Saat

Ortaokulla tamirci arasındaki yolda dolanıp duruyorum. Tek katlı, mavi kapılı  dükkanların sıralandığı kasabanın ana caddesinden bilmem kaçıncı geçişim. Babama ya da tanıdık birine rastlamaktan ödüm kopuyor. Neden ben? Neden bana verdi o aptal saati? Okuldan çıktığımda pantolonumun cebine koymuş, tamirciye gittiğimde yerinde olmadığını fark etmiştim şaşkınlıkla. Ondan sonrası kabus. 


Bir ara kaldırıma oturup yüzümü ellerimin arasına aldığım sırada bir gölge düşüyor önüme. Başımı çeviremeden omzuma dokunuyor Ümit; mahalleden arkadaşım.

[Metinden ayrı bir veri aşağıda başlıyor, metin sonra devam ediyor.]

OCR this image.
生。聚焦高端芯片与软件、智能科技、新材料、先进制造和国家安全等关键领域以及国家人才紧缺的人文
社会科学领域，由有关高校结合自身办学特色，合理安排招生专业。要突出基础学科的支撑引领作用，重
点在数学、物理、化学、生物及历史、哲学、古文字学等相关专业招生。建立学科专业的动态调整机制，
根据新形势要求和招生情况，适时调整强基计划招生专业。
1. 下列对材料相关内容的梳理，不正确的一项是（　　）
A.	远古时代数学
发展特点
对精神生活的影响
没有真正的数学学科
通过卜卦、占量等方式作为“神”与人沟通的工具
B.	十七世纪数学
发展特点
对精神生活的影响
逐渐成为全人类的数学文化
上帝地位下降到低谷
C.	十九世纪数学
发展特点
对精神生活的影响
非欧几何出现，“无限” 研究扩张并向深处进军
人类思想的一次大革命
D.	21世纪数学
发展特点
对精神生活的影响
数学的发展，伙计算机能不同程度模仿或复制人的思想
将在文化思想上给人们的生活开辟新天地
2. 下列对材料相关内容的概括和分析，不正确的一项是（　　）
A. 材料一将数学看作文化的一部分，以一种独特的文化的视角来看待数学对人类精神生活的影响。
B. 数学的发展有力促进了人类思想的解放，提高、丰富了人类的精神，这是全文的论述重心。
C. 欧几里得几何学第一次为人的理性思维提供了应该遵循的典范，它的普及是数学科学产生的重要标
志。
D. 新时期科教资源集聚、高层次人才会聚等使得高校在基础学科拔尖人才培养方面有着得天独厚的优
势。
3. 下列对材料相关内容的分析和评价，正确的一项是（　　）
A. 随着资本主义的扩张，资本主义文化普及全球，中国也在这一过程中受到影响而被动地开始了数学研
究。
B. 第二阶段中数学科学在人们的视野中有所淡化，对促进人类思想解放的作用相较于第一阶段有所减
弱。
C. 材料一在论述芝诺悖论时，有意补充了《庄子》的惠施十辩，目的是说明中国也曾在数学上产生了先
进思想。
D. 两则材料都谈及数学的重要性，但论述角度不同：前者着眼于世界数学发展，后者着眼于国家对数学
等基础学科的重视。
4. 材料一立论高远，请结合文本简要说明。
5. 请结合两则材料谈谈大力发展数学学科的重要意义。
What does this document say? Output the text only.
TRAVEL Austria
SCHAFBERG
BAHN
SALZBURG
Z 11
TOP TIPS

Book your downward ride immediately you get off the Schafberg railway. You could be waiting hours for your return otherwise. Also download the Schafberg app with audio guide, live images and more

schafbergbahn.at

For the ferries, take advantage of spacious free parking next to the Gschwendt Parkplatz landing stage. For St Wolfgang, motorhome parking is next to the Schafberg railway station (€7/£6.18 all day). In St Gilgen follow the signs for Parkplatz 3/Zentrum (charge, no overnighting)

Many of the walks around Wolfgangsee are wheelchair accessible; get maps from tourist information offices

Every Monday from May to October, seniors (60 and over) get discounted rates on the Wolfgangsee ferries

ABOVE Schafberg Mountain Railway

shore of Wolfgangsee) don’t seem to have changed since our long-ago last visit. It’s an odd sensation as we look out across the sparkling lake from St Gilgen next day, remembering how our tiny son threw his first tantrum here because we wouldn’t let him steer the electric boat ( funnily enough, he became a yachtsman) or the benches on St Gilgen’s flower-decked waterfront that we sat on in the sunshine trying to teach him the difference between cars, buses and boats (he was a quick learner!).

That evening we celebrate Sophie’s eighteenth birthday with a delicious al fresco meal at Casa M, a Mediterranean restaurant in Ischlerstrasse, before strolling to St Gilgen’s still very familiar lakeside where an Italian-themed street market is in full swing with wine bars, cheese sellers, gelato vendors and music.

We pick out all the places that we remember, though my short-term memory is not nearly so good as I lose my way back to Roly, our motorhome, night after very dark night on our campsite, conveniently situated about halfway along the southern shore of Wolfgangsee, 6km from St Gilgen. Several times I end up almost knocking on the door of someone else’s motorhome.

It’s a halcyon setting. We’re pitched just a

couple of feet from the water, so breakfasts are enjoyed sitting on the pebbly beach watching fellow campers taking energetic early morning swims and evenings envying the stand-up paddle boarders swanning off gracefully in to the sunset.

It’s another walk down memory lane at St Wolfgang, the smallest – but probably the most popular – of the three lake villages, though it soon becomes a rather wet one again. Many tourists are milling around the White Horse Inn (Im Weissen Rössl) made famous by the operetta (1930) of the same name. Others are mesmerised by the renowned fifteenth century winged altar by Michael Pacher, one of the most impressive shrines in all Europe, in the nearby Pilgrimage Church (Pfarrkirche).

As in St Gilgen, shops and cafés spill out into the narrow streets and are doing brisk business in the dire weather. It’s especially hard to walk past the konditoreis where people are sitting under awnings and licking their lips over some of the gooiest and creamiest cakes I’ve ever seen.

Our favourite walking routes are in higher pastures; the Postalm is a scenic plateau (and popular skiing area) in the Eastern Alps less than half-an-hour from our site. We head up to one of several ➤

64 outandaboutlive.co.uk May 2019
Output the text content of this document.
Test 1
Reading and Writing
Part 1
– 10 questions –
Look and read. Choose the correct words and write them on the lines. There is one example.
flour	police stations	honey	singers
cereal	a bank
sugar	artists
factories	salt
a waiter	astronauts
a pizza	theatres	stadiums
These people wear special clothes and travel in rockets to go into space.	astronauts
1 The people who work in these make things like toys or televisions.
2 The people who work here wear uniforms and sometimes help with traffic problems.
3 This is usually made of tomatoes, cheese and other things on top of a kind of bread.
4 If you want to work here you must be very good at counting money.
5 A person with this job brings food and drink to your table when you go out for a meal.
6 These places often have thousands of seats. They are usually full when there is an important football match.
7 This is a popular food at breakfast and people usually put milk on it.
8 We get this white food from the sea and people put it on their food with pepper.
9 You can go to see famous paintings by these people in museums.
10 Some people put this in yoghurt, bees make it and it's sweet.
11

“Ne yapıyorsun oğlum burada? Hem bu surat ne; rengin kaçmış”, diyor.
“Sorma ya, başıma acayip bir iş geldi.”
“Ne oldu lan, okulda niye değilsin?”
“Bizim felsefecinin saatini kaybettim.”
“Hangisinin?”
“Ev ekonomisi dersine giren.”
“Lan, o delinin saatinin ne işi var sende?”
“Şans işte. Hem bana diyorsun da ders saatinde senin işin ne caddede?”
“Ders boş, canım sıkıldı, geziyordum öyle.”
“Baban kızmaz mı?”
“Kasabada değil ki bugün. Oğlum, onu boş ver de, sen şu saat işini anlat, çatlatma adamı.”
“Bildiğin felsefeci işte. Adam öğleden sonra yine sıra dayağına başlamıştı.”
“Eee.”
“Kimseden çıt çıkmıyordu. Nefes alış verişini duyuyorduk birbirimizin. Duvar tarafı bittiğinde cam tarafına dönüp, “Bugünlük size bir şey yok. Dayak yemiş kadar oldunuz”, dedi. Tam o sırada arkada oturan Turan gülmüş sözde.”
“Gülmüş mü gerçekten?”
“Yok lan, o çocuğun duruşu öyle. Neyse, hoca çağırdı bunu. Tahta çöp kutusunun üzerine çıkardı; boyu kısa ya. Destekli girişti işte.”
“Vay şerefsiz.”
“O sırada saati bileğinden fırlayıp, beton zeminde gezindi, sonra da arka tarafta, panonun olduğu yerde durdu. Herkes şaşkın gözlerle saati izliyordu. Gitti baktı bu. Camı çatlamış. Ön tarafa geldi. Bana uzatıp,  “Tamirciye götür bunu”, dedi. Bende cebime koyup çıktım. Tamirciye geldiğimde yerinde değildi.” 
“Oğlum geçmiş olsun ya. Ne olacak şimdi?”
“Ne bileyim lan, bir de sen korkutma adamı.”
“Yok ya yanlış anlama, yardım ederim sana.”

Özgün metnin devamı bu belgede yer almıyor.